Kalp krizleri genellikle damarlardaki tıkanıklıklar ve buna bağlı pıhtılaşma nedeniyle kan akışının engellenmesiyle ilişkilendirilse de, yapılan yeni bir araştırma özellikle genç yetişkinlerde bu durumun geleneksel anlayıştan farklı olabileceğini ortaya koyuyor.
Amerikalı bilim insanlarının 65 yaş ve altı 1.474 kalp krizi vakasını incelediği çalışmada, erkeklerde kalp krizlerinin yüzde 75'inin damar tıkanıklığından kaynaklandığı belirlenirken, bu oran kadınlarda yüzde 47'ye düştü. Bu durum, kalp krizi önleme ve tedavi stratejileri açısından önemli çıkarımlar barındırıyor.
Araştırmacılar, kalp krizlerinin altında yatan ve daha önce göz ardı edilmiş nedenlere dikkat çekerek, özellikle kadınlarda bu durumun daha sık görüldüğünü belirtiyor. Kök nedenin doğru anlaşılmaması, tedavilerin etkinliğini azaltabilir veya hatta zararlı hale getirebilir.
Damar tıkanıklığı dışındaki önemli nedenler arasında, damar duvarlarında oluşan yırtıklar sonucu kan birikmesiyle ortaya çıkan kendiliğinden koroner arter diseksiyonları (SCAD), vücudun başka yerlerinden gelen kan pıhtılarının neden olduğu emboliler ve anemi gibi diğer stres faktörleri yer alıyor. Çalışma, SCAD kaynaklı kalp krizlerinin çoğunlukla damar tıkanıklığı olarak yanlış teşhis edildiğini, özellikle kadınlarda SCAD'ın altı kat daha sık görüldüğünü ortaya koydu. Yanlış teşhisler, sonraki atakları önlemede yanlış tedavi yaklaşımlarına yol açabiliyor.
Bilim insanları, bu hasta grubunda, özellikle genç kadınlarda kalp krizi yaklaşımının yeniden düşünülmesi gerektiğini vurguluyor.

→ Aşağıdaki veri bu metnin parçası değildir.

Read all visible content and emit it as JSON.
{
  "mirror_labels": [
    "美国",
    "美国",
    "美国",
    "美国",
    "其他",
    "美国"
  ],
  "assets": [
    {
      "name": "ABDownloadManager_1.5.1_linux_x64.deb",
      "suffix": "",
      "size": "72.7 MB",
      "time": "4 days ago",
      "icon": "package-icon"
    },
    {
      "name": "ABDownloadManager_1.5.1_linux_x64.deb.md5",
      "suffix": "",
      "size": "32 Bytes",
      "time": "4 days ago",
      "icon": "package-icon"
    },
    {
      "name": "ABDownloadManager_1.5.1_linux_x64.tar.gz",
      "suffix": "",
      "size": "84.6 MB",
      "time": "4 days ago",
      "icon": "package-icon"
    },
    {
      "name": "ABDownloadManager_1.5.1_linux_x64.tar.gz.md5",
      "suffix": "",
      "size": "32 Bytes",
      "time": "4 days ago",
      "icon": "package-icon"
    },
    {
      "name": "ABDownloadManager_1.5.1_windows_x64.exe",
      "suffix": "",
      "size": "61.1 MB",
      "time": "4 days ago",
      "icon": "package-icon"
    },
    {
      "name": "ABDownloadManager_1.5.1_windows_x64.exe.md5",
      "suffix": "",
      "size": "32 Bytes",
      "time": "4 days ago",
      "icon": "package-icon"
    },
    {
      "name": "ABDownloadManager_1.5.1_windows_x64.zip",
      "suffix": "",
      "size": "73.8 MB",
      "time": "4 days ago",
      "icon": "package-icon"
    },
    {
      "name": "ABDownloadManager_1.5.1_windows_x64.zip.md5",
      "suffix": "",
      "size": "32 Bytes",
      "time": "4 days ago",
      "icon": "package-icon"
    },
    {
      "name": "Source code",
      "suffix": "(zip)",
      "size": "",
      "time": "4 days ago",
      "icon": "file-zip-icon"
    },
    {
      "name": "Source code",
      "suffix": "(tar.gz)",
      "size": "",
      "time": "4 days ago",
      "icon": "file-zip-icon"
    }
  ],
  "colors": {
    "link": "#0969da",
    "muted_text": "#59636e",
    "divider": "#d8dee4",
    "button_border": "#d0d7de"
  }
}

Doktorların SCAD, emboli ve stres kaynaklı tetikleyiciler gibi durumlar konusunda farkındalıklarını artırmaları ve hastaların da şüpheli durumlarda daha fazla sorgulamada bulunmaları öneriliyor.

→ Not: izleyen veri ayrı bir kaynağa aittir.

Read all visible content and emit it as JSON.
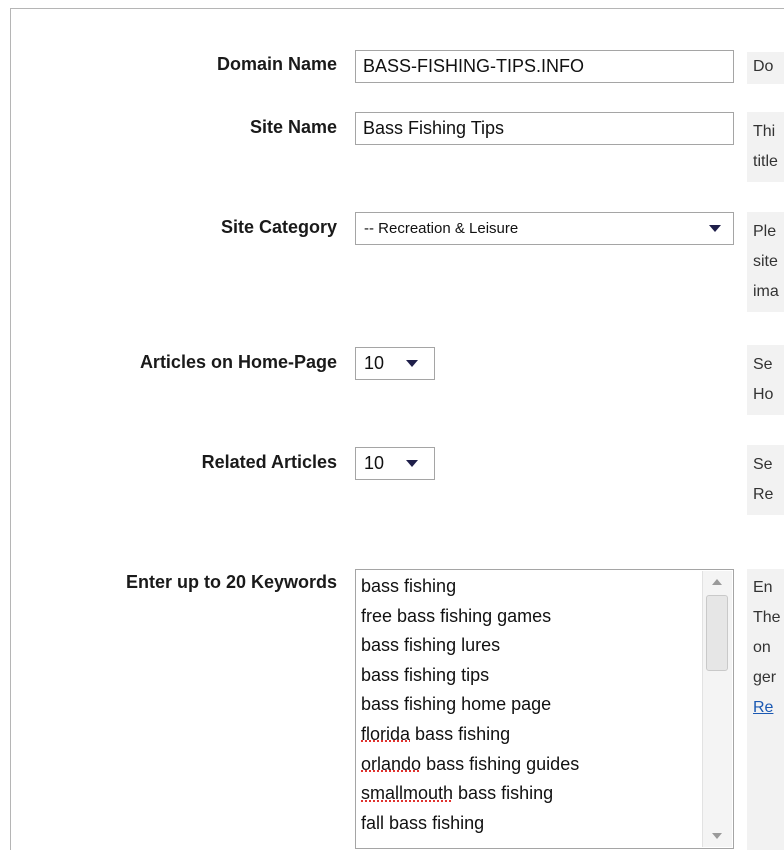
{
  "form": {
    "domain_name": {
      "label": "Domain Name",
      "value": "BASS-FISHING-TIPS.INFO",
      "help": [
        "Do"
      ]
    },
    "site_name": {
      "label": "Site Name",
      "value": "Bass Fishing Tips",
      "help": [
        "Thi",
        "title"
      ]
    },
    "site_category": {
      "label": "Site Category",
      "value": "-- Recreation & Leisure",
      "help": [
        "Ple",
        "site",
        "ima"
      ]
    },
    "articles_home": {
      "label": "Articles on Home-Page",
      "value": "10",
      "help": [
        "Se",
        "Ho"
      ]
    },
    "related_articles": {
      "label": "Related Articles",
      "value": "10",
      "help": [
        "Se",
        "Re"
      ]
    },
    "keywords": {
      "label": "Enter up to 20 Keywords",
      "lines": [
        "bass fishing",
        "free bass fishing games",
        "bass fishing lures",
        "bass fishing tips",
        "bass fishing home page",
        "florida bass fishing",
        "orlando bass fishing guides",
        "smallmouth bass fishing",
        "fall bass fishing"
      ],
      "misspelled_words": [
        "florida",
        "orlando",
        "smallmouth"
      ],
      "help": [
        "En",
        "The",
        "on",
        "ger"
      ],
      "help_link": "Re"
    }
  }
}
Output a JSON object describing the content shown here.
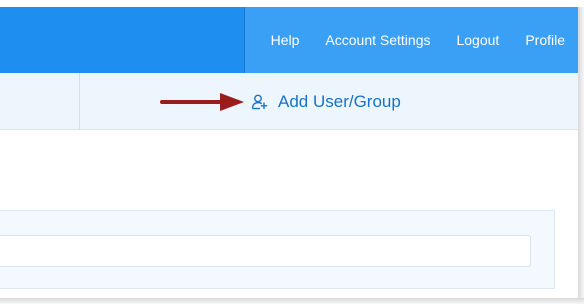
{
  "header": {
    "nav": [
      {
        "label": "Help"
      },
      {
        "label": "Account Settings"
      },
      {
        "label": "Logout"
      },
      {
        "label": "Profile"
      }
    ]
  },
  "toolbar": {
    "add_user_label": "Add User/Group",
    "add_user_icon": "add-user-icon"
  },
  "annotation": {
    "arrow_color": "#9b1c1c"
  },
  "colors": {
    "header_blue": "#1e8ef0",
    "header_right_blue": "#3aa0f5",
    "link_blue": "#1673c9"
  },
  "panel": {
    "input_value": ""
  }
}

Araştırmada erkekler ve kadınlar arasındaki belirgin farkın nedenleri henüz tam olarak açıklığa kavuşmamış olsa da, risk faktörlerinin kadınları farklı etkilemesi veya kadınların tıbbi yardım aramada daha çekingen olması gibi nedenler üzerinde duruluyor. Gelecekte yapılacak araştırmalarla bu farklılıklar daha detaylı incelenecek.
Amerika Birleşik Devletleri'nde her 40 saniyede bir kişinin kalp krizi geçirdiği ve şehir yaşamı, beslenme alışkanlıkları ve hava kirliliği gibi risk faktörlerinin anlaşılması için çalışmaların devam ettiği belirtiliyor.
Araştırmacılar, kalp krizlerini daha iyi teşhis etme, tanılama ve tekrarlamasını önleme konusunda ilerleme kaydedildiğini, özellikle çalışma süresince kalp görüntüleme teknolojilerinde önemli gelişmeler yaşandığını müjdeliyor.
Öte yandan, kalp krizlerinin altında yatan diğer nedenler konusunda hem sağlık profesyonelleri hem de halk arasında farkındalığın artırılması, hayat kurtarabilecek önemli bir adım olarak görülüyor. Bir kalp krizinin nedeninin anlaşılmasının, tedavisinin yapılmasından en az o kadar önemli olduğu ve iyileşme ile tekrarlama arasındaki farkı yaratabileceği vurgulanıyor.
Bu araştırma, Amerikan Kardiyoloji Dergisi'nde yayımlandı.